Interessante Gedanken zur Lage der kommunistischen Bewegung in Deutschland

Von Doris Tatus, Oktober 2010


Für die Zeitschrift der italienischen Kommunisten "Ernesto" (Oktoberausgabe) hat Gerhard Feldbauer(1) zur Entwicklung der kommunistischen Bewegung in Deutschland nach der sozialistischen Niederlage 1989/90 in Europa einen aufschlussreichen Beitrag geschrieben. Darin werden die gravierenden Folgen dargelegt, welche die Niederlage in Deutschland wie in anderen Ländern (Italien, Frankreich) hatte und die Bewegung dadurch weit zurückgeworfen wurde. Der Autor skizziert, woran man sich heute kaum noch erinnert, dass mit dem Parteiputsch im Oktober 1989 die reformistische Gruppierung mit Gregor Gysi an der Spitze die Führung an sich riss und danach die Umwandlung der SED, später PDS in eine Linkspartei sozialdemokratischer Orientierung einsetzte.

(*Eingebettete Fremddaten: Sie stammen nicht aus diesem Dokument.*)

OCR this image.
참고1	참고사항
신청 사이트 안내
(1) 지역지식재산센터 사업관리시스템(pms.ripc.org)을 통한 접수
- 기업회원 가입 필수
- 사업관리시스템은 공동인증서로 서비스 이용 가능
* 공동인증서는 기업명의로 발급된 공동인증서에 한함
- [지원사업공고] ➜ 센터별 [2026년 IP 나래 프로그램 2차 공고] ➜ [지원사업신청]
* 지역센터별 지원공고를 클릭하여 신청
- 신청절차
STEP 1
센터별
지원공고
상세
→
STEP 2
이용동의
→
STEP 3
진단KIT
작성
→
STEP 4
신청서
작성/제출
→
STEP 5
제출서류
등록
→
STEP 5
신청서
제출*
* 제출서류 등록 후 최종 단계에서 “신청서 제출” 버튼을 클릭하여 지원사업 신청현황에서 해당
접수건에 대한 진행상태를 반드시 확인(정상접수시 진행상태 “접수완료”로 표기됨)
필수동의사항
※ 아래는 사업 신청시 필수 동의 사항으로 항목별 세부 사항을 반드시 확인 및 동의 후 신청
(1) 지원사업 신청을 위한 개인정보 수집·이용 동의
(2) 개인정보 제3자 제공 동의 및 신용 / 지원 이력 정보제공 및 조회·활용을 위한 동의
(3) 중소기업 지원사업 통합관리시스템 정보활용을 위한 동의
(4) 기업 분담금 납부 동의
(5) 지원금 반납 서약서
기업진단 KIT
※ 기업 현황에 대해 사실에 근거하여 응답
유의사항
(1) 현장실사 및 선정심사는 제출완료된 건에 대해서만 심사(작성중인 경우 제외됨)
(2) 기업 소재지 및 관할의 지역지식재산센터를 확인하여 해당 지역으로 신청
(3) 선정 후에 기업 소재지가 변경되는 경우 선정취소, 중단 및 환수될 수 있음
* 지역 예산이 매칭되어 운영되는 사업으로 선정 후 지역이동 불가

Als Italienkenner ist Feldbauer damals nicht entgangen, dass der zum SED-Chef gekürte Gysi nach einem Besuch bei Gorbatschow (der später bekannte, schon immer ein Sozialdemokrat gewesen zu sein) im Januar 1990 nach Rom eilte, wo er bei Achille Occhetto, dem letzten IKP-Generalsekretär, Erfahrungen bei dessen bereits vor sich gehender "Heimkehr zur Sozialdemokratie" studierte. Fast zeitgleich habe Regierungschef Hans Modrow nach Gesprächen mit Gorbatschow am 1. Februar 1990 sein Konzept "Deutschland einig Vaterland" unterbreitet, mit dem faktisch die DDR zur Disposition gestellt wurde.

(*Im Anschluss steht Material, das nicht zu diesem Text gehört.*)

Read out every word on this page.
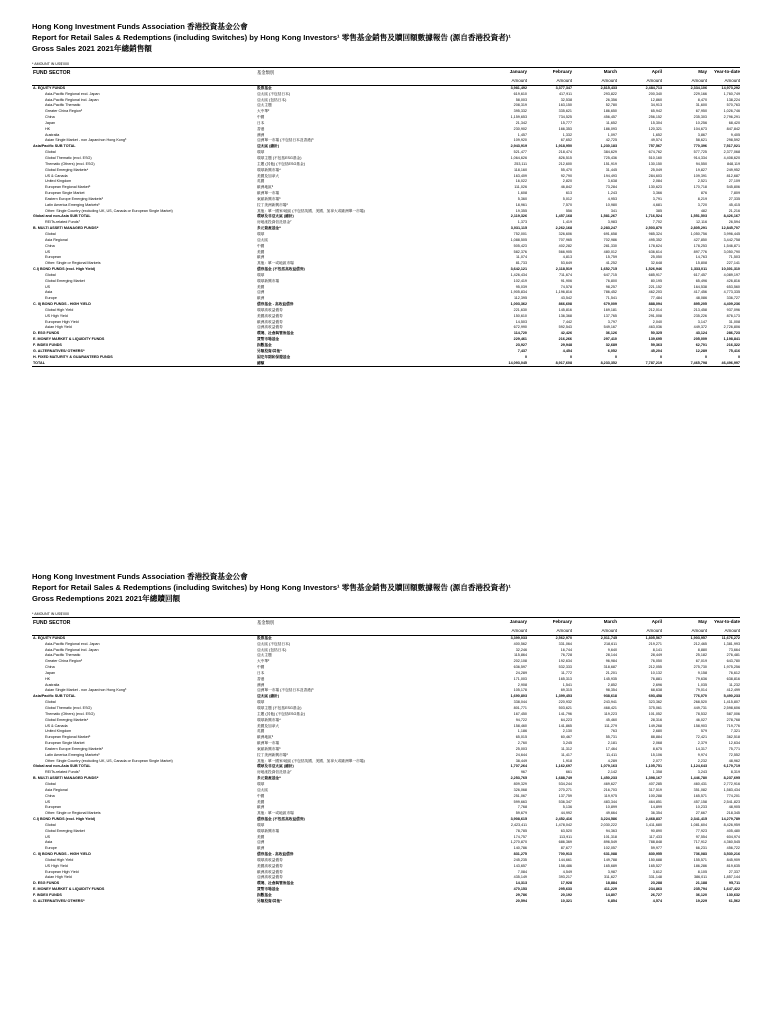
Hong Kong Investment Funds Association 香港投資基金公會
Report for Retail Sales & Redemptions (including Switches) by Hong Kong Investors¹ 零售基金銷售及贖回額數據報告 (源自香港投資者)¹
Gross Sales 2021 2021年總銷售額
* AMOUNT IN US$'000
FUND SECTOR	基金類別	January	February	March	April	May	Year-to-date
Amount	Amount	Amount	Amount	Amount	Amount
A. EQUITY FUNDS	股票基金	3,981,492	3,377,347	2,815,433	2,484,713	2,334,106	14,973,292
Asia-Pacific Regional excl. Japan	亞太區 (不包括日本)	619,610	417,911	293,822	200,340	229,166	1,760,749
Asia-Pacific Regional incl. Japan	亞太區 (包括日本)	58,003	32,538	26,356	12,860	8,470	138,224
Asia-Pacific Thematic	亞太主題	208,319	163,150	52,780	34,913	31,600	570,763
Greater China Region²	大中華²	395,332	335,621	186,650	65,942	67,950	1,026,746
China	中國	1,159,653	734,525	456,457	256,152	235,303	2,796,291
Japan	日本	21,342	15,777	11,652	15,304	10,256	68,420
HK	香港	230,902	166,353	186,093	120,321	104,673	847,842
Australia	澳洲	1,457	1,332	1,097	1,652	3,867	9,405
Asian Single Market - non Japan/non Hong Kong³	亞洲單一市場 (不包括日本及香港)³	109,920	67,652	42,725	49,574	58,621	298,592
Asia/Pacific SUB TOTAL	亞太區 (總計)	2,943,919	1,918,950	1,230,183	757,567	770,396	7,517,021
Global	環球	521,477	218,474	384,629	674,762	577,725	2,377,068
Global Thematic (excl. ESG)	環球主題 (不包括ESG基金)	1,064,626	826,515	725,436	510,160	914,334	4,408,620
Thematic (Others) (excl. ESG)	主題 (其他) (不包括ESG基金)	253,111	212,600	151,919	130,150	94,550	848,119
Global Emerging Markets⁴	環球新興市場⁴	118,160	55,470	31,445	25,049	19,827	249,952
US & Canada	美國及加拿大	163,409	92,790	194,493	284,603	109,391	812,687
United Kingdom	英國	16,022	2,820	3,638	2,084	2,521	27,109
European Regional Market⁵	歐洲地區⁵	111,026	46,842	73,284	130,623	170,718	545,806
European Single Market	歐洲單一市場	1,608	613	1,243	3,366	876	7,809
Eastern Europe Emerging Markets⁶	東歐新興市場⁶	5,360	5,012	4,953	3,791	8,219	27,335
Latin America Emerging Markets⁶	拉丁美洲新興市場⁶	18,961	7,570	10,980	4,681	3,720	45,415
Other: Single Country (excluding UK, US, Canada or European Single Market)	其他：單一國家/地區 (不包括英國、美國、加拿大或歐洲單一市場)	19,355	556	341	385	482	21,216
Global and non-Asia SUB TOTAL	環球及非亞太區 (總計)	2,119,326	1,457,168	1,581,267	1,716,524	1,551,503	8,426,167
REITs-related Funds⁷	房地產投資信託基金⁷	1,373	1,419	3,983	7,702	12,116	26,594
B. MULTI ASSET/ MANAGED FUNDS⁸	多元資產基金⁸	3,031,115	2,262,168	2,283,247	2,503,870	2,805,291	12,845,707
Global	環球	752,001	326,606	691,658	985,324	1,050,756	3,996,445
Asia Regional	亞太區	1,088,505	707,965	702,986	495,352	427,850	3,442,758
China	中國	505,423	402,282	281,330	178,624	178,253	1,546,871
US	美國	582,376	566,905	480,012	636,614	897,776	3,050,790
European	歐洲	11,074	4,813	15,759	25,050	14,763	71,503
Other: Single or Regional Markets	其他：單一或地區市場	81,733	53,649	41,252	32,648	15,808	227,141
C.I) BOND FUNDS (excl. High Yield)	債券基金 (不包括高收益債券)	3,642,121	2,118,519	1,652,715	1,526,946	1,333,011	10,301,310
Global	環球	1,426,434	711,674	647,715	685,917	617,457	4,089,197
Global Emerging Market	環球新興市場	102,419	91,906	76,800	80,195	65,496	426,816
US	美國	95,039	74,578	98,257	221,152	164,538	653,560
Asia	亞洲	1,905,834	1,196,816	786,452	462,203	417,456	4,773,335
Europe	歐洲	112,395	43,542	71,541	77,484	48,086	336,727
C. II) BOND FUNDS - HIGH YIELD	債券基金 - 高收益債券	1,003,362	866,608	679,009	888,094	895,205	4,409,236
Global High Yield	環球高收益債券	221,630	145,816	169,181	212,014	213,458	937,096
US High Yield	美國高收益債券	150,610	136,368	137,765	291,008	235,226	876,173
European High Yield	歐洲高收益債券	14,503	7,442	3,797	2,040	3,147	31,008
Asian High Yield	亞洲高收益債券	672,990	592,543	549,167	463,036	449,372	2,726,806
D. ESG FUNDS	環境、社會與管治基金	114,720	42,426	36,126	50,325	43,124	286,723
E. MONEY MARKET & LIQUIDITY FUNDS	貨幣市場基金	229,461	216,266	297,410	139,695	205,009	1,198,841
F. INDEX FUNDS	指數基金	23,927	29,948	32,689	59,363	62,701	216,322
G. ALTERNATIVES/ OTHERS⁹	另類投資/其他⁹	7,437	4,454	6,052	45,204	12,289	75,416
H. FIXED MATURITY & GUARANTEED FUNDS	固定年期和保證基金	0	0	0	0	0	0
TOTAL	總額	14,093,045	8,917,608	8,233,352	7,787,219	7,465,798	46,496,997
Hong Kong Investment Funds Association 香港投資基金公會
Report for Retail Sales & Redemptions (including Switches) by Hong Kong Investors¹ 零售基金銷售及贖回額數據報告 (源自香港投資者)¹
Gross Redemptions 2021 2021年總贖回額
* AMOUNT IN US$'000
FUND SECTOR	基金類別	January	February	March	April	May	Year-to-date
Amount	Amount	Amount	Amount	Amount	Amount
A. EQUITY FUNDS	股票基金	3,399,033	2,562,970	2,011,745	1,805,567	1,903,957	11,676,272
Asia-Pacific Regional excl. Japan	亞太區 (不包括日本)	400,562	331,064	218,611	219,271	212,465	1,381,993
Asia-Pacific Regional incl. Japan	亞太區 (包括日本)	32,246	16,744	9,640	8,141	8,880	73,664
Asia-Pacific Thematic	亞太主題	115,864	76,728	28,144	28,449	25,182	276,481
Greater China Region²	大中華²	202,108	192,634	96,984	76,050	67,019	643,780
China	中國	636,597	532,333	318,687	212,055	275,730	1,975,256
Japan	日本	24,289	11,772	21,201	10,132	9,158	76,612
HK	香港	171,003	165,313	145,935	76,881	79,636	638,816
Australia	澳洲	2,908	1,541	2,852	2,696	1,035	11,232
Asian Single Market - non Japan/non Hong Kong³	亞洲單一市場 (不包括日本及香港)³	105,178	69,315	98,354	68,638	79,014	412,499
Asia/Pacific SUB TOTAL	亞太區 (總計)	1,690,803	1,399,453	938,618	693,458	776,070	5,490,233
Global	環球	338,044	220,932	243,941	323,362	268,520	1,415,807
Global Thematic (excl. ESG)	環球主題 (不包括ESG基金)	801,771	503,621	468,421	375,061	449,731	2,598,606
Thematic (Others) (excl. ESG)	主題 (其他) (不包括ESG基金)	167,450	141,796	119,223	101,052	78,532	587,006
Global Emerging Markets⁴	環球新興市場⁴	94,722	64,223	45,460	28,316	46,027	278,768
US & Canada	美國及加拿大	158,460	141,865	111,279	149,268	158,903	719,776
United Kingdom	英國	1,186	2,130	763	2,680	579	7,321
European Regional Market⁵	歐洲地區⁵	65,015	60,467	55,731	88,884	72,421	362,518
European Single Market	歐洲單一市場	2,760	3,245	2,181	2,068	2,379	12,634
Eastern Europe Emerging Markets⁶	東歐新興市場⁶	25,003	11,312	17,464	8,675	14,317	75,771
Latin America Emerging Markets⁶	拉丁美洲新興市場⁶	24,644	11,417	11,411	15,106	9,974	72,552
Other: Single Country (excluding UK, US, Canada or European Single Market)	其他：單一國家/地區 (不包括英國、美國、加拿大或歐洲單一市場)	38,449	1,918	4,289	2,077	2,232	48,962
Global and non-Asia SUB TOTAL	環球及非亞太區 (總計)	1,707,264	1,162,697	1,079,163	1,105,751	1,124,643	6,179,719
REITs-related Funds⁷	房地產投資信託基金⁷	967	661	2,142	1,358	3,243	8,319
B. MULTI ASSET/ MANAGED FUNDS⁸	多元資產基金⁸	2,253,765	1,688,749	1,450,233	1,398,167	1,446,780	8,237,695
Global	環球	809,329	534,244	469,627	407,285	460,431	2,772,916
Asia Regional	亞太區	326,068	270,271	216,703	317,519	351,082	1,583,434
China	中國	251,067	137,759	119,975	100,288	165,571	774,201
US	美國	599,663	536,347	483,344	464,851	457,158	2,541,823
European	歐洲	7,768	5,136	10,899	14,899	10,233	48,905
Other: Single or Regional Markets	其他：單一或地區市場	59,679	44,992	49,664	36,354	27,667	218,345
C.I) BOND FUNDS (excl. High Yield)	債券基金 (不包括高收益債券)	3,908,615	2,452,416	3,224,586	2,468,837	2,341,415	14,279,789
Global	環球	2,423,411	1,478,042	2,030,222	1,411,680	1,081,604	8,426,959
Global Emerging Market	環球新興市場	78,785	63,520	94,363	90,890	77,923	405,480
US	美國	174,757	113,911	101,318	117,433	97,554	604,974
Asia	亞洲	1,270,870	686,369	896,549	788,848	717,912	4,360,545
Europe	歐洲	140,786	87,677	102,057	59,977	66,231	456,722
C. II) BOND FUNDS - HIGH YIELD	債券基金 - 高收益債券	831,275	700,913	631,088	830,955	736,083	3,530,216
Global High Yield	環球高收益債券	245,235	144,661	149,788	150,688	155,571	845,909
US High Yield	美國高收益債券	143,657	158,486	165,689	165,527	186,286	819,635
European High Yield	歐洲高收益債券	7,084	4,549	3,987	3,612	8,105	27,337
Asian High Yield	亞洲高收益債券	435,149	393,217	311,627	331,148	386,011	1,857,144
D. ESG FUNDS	環境、社會與管治基金	14,313	17,928	18,884	23,288	21,188	95,711
E. MONEY MARKET & LIQUIDITY FUNDS	貨幣市場基金	470,153	295,633	411,229	234,863	235,794	1,647,422
F. INDEX FUNDS	指數基金	29,786	20,192	14,807	26,727	36,120	130,632
G. ALTERNATIVES/ OTHERS⁹	另類投資/其他⁹	20,594	10,321	6,854	4,574	19,229	61,562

Die Auswirkungen auf die DKP

"Der revisionistische Kurs der Umwandlung der SED-PDS in eine sozialdemokratisch orientierte Linkspartei wirkte sich schwerwiegend auf die Deutsche Kommunistische Partei (DKP) aus", schätzt der Autor ein. Er legt eine kurze Analyse der 1968 legal gegründeten DKP mit Erfolgen und Schwächen dar und hebt hervor, dass der Untergang der DDR die Partei weit zurückgeworfen habe. Generell sei "die DKP durch den revisionistischen Einfluss Gorbatschows und dessen Widerhall bei Teilen der Parteiführung und der Mitglieder bereits erheblich geschwächt" gewesen.

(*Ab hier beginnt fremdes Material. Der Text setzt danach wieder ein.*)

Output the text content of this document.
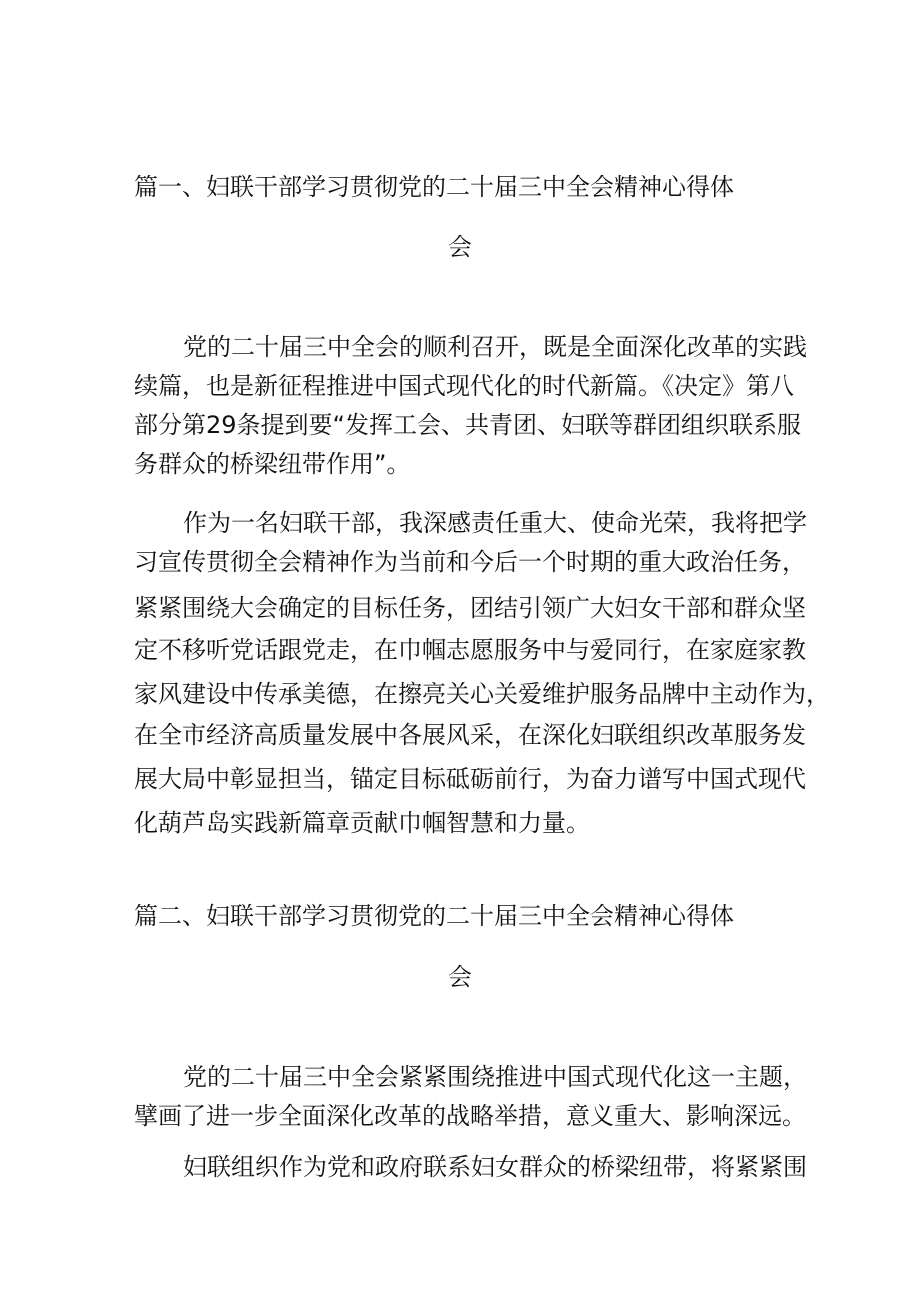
篇一、妇联干部学习贯彻党的二十届三中全会精神心得体
会
党的二十届三中全会的顺利召开，既是全面深化改革的实践
续篇，也是新征程推进中国式现代化的时代新篇。《决定》第八
部分第29条提到要“发挥工会、共青团、妇联等群团组织联系服
务群众的桥梁纽带作用”。
作为一名妇联干部，我深感责任重大、使命光荣，我将把学
习宣传贯彻全会精神作为当前和今后一个时期的重大政治任务，
紧紧围绕大会确定的目标任务，团结引领广大妇女干部和群众坚
定不移听党话跟党走，在巾帼志愿服务中与爱同行，在家庭家教
家风建设中传承美德，在擦亮关心关爱维护服务品牌中主动作为，
在全市经济高质量发展中各展风采，在深化妇联组织改革服务发
展大局中彰显担当，锚定目标砥砺前行，为奋力谱写中国式现代
化葫芦岛实践新篇章贡献巾帼智慧和力量。
篇二、妇联干部学习贯彻党的二十届三中全会精神心得体
会
党的二十届三中全会紧紧围绕推进中国式现代化这一主题，
擘画了进一步全面深化改革的战略举措，意义重大、影响深远。
妇联组织作为党和政府联系妇女群众的桥梁纽带，将紧紧围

Die Gysi-Führung habe die Hilfe der SED für die DKP, die auch finanziell erfolgte und die für die Arbeit der Partei stets eine wichtige Basis darstellte, abrupt eingestellt. Die Partei habe neben ihrer materiellen Basis (Apparat, Tageszeitung, Verlage, Druckerei, Gebäude usw.) fast ihr gesamtes theoretisches Potenzial, darunter das Frankfurter Institut, verloren. Gysi wollte die DKP im Vorfeld des "Vereinigungsprozesses" mit der BRD, so Feldbauer weiter, ausschalten. An eine Vereinigung beider Parteien sei nicht gedacht worden. "Offiziell wurde der DKP der Status einer kommunistischen Plattform in der PDS angeboten. Dazu sollte die Partei sich jedoch auflösen und ihre Mitglieder einzeln in die PDS eintreten." Mit nur einer Stimme Mehrheit sei die auf dem Parteitag im März 1990 von den "Erneuerern" um Wolfgang Gehrcke betriebene Auflösung verhindert worden. Mit Gehrcke hätten zirka 10.000 Mitglieder die Partei verlassen, von denen jedoch die meisten nicht in der PDS ankamen.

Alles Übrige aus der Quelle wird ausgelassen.